Les islamistes "peuvent coordonner et mener avec succès des attaques à travers la Corne et conservent la capacité opérationnelle de cibler spécifiquement des Occidentaux, notamment à Djibouti et au Kenya", où ils ont récemment mené des opérations, notent les experts onusiens.

- Frappes aériennes ciblées -

Ces derniers estiment par ailleurs que les frappes aériennes ciblées ne peuvent être une solution victorieuse à long terme.

"Les frappes stratégiques ont généralement débouché sur des gains à court terme mais ont été significativement incapables d'entamer les capacités opérationnelles des shebab", soulignent-ils: "il n'y a aucun indice actuellement qu'elles aient le potentiel pour +affaiblir et détruire+ les shebab".
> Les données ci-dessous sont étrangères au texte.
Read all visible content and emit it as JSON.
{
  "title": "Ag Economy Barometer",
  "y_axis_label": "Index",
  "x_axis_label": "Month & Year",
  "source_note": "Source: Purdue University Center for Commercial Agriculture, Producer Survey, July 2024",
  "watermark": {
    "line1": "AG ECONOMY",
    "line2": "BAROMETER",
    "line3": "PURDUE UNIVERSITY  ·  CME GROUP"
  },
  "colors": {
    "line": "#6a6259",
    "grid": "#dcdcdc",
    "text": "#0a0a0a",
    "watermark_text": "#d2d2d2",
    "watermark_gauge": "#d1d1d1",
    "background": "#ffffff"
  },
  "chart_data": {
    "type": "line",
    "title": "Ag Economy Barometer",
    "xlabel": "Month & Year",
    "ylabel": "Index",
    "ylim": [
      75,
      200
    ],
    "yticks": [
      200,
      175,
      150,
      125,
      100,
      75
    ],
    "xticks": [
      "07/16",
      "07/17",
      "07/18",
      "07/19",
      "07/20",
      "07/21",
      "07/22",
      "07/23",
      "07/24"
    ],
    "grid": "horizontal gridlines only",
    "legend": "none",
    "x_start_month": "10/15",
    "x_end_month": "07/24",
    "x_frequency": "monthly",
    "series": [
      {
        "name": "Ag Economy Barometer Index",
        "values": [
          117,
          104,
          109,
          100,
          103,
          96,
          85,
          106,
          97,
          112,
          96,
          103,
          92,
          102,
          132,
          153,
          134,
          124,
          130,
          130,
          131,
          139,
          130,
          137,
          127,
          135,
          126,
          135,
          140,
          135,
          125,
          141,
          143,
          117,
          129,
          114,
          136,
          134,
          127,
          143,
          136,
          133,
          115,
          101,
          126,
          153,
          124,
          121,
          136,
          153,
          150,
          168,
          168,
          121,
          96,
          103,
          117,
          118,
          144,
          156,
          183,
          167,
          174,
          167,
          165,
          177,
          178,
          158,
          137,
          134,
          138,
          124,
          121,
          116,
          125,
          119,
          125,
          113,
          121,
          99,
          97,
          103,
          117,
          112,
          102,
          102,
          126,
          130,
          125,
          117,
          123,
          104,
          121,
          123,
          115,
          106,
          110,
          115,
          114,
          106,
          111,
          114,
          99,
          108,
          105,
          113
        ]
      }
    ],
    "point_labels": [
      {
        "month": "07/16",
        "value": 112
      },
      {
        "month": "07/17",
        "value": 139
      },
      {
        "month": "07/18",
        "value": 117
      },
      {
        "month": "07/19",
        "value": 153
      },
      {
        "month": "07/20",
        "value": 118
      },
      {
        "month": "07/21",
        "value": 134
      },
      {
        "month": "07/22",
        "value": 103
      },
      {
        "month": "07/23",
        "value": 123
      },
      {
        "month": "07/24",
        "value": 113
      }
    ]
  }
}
Les shebab ont essuyé depuis qu'ils ont été chassés de Mogadiscio en août 2011, une série de défaites militaires les contraignant à abandonner la quasi-totalité de leurs bastions du centre et du sud somaliens.

Ils ont perdu début octobre la localité côtière de Barawe, leur "capitale" de fait et le dernier port entre leurs mains, d'où ils exportaient du charbon de bois, un commerce stratégique pour leurs finances.

Mais selon le SEMG, si depuis la perte de Barawe les ports sont désormais sous contrôle de l'UA, de l'armée ou de milices progouvernementales, le rythme des exportations de charbon de bois de Somalie, pourtant interdites par un embargo de l'ONU, n'a pas changé.

Et les islamistes continuent d'en tirer d'importants profits, via leur mainmise sur des sites de production, les barrages routiers où ils taxent les camions, ou le racket des commerçants, poursuivent-ils.